The Blueprint: How the New England Patriots Beat the System to Create the Last Great NFL Superpower
by Christopher Price
Review by C. Douglas Baker
This book lays out the reason the New England Patriots have been able to sustain a high level of excellence over the past seven years in an era of salary cap limitations that aggressively promotes parity.
Despite this, the Patriots have appeared in four of the last seven Super Bowls, winning three of them.
Last year they posted an 18-0 record before being defeated in Super Bowl XLII 17-14 by the New York Giants in a rather poorly played game on the Patriot’s part.
How do they do it?
First, Robert Kraft is no longer the meddling owner he was when Bill Parcels was the head coach. He lets the football people make the football decisions, especially on personnel.
Second, Bill Belichick is clearly one of the smartest coaches when it comes to strategy (Super Bowl XLII being an exception).
But he too has learned from his mistakes as head coach of the Cleveland Browns. He treats his players a little differently and has more control over personnel, even though his media skills still lack something to be desired.
Third, Belichick doesn’t try to do everything. It’s impossible. While he has final say over all football related matters, he relies heavily on Scott Piloli, head of player personnel.
Piloli has been with Belichick for a long time and their scouting department turns up high character players who fit Belichick’s system. Their drafts under Belichick have been very good, for the most part, which is critical for building a team.
Fourth, Belichick mostly lets the players police themselves.
The veterans on the team know what it takes to win championships and the team first philosophy that permeates the organization is not just lip service. The veteran players work to make sure everyone stays on this course.
Fifth, the Patriots adroitly manage the salary cap. Unlike a lot of teams they don’t sell out by signing players to huge contracts and guaranteed money to make a one time championship run.
Doing this can hamstring a team for years as players with large signing bonuses counting against the salary cap for years, even if they are no longer productive or even on the team.
Furthermore, there is no sentimentality to their decisions.
They cut Lawyer Malloy, a mainstay at strong safety for several years and a favorite of fans, players, and coaches alike, because of a contract dispute where they felt the amount of money he wanted was not in the long-term interests of team.
And finally they have Tom Brady.
Successful teams must have a decent quarterback at the helm. Brady, a sixth round draft pick, has turned out to be one of the best quarterbacks of his generation.
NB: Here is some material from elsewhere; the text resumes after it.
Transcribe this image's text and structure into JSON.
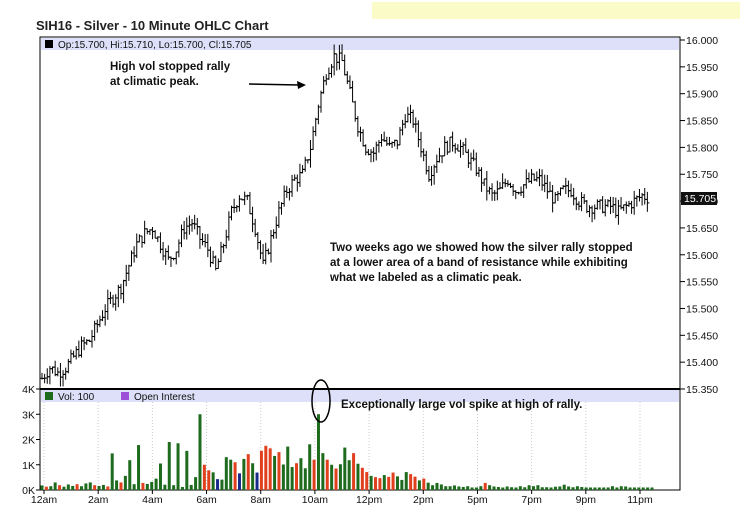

Having mostly a solid defense and Brady at the helm of the offense has been critical to the team’s success.
Overall this book is reasonably well written and is an excellent modern day history of the New England Patriots franchise.
The first part of the book deals with pre-Kraft Patriots history. It was necessary to set up the rest of the book, but there is nothing particularly new here.
The rest of the book does a good job of laying out just why the Patriots have been successful over the past seven years.
That said this book needed a better copy editor. There are many places where conjunctions are missing, which is annoying to the reader.
In one chapter a quote by Belichick is repeated within a few paragraphs of each other. At times the author tells us something and then basically repeats the same information in different words, which is what happened with the redundant quote.
Nevertheless, this is a book that Patriots fans and football fans in general, should greatly enjoy.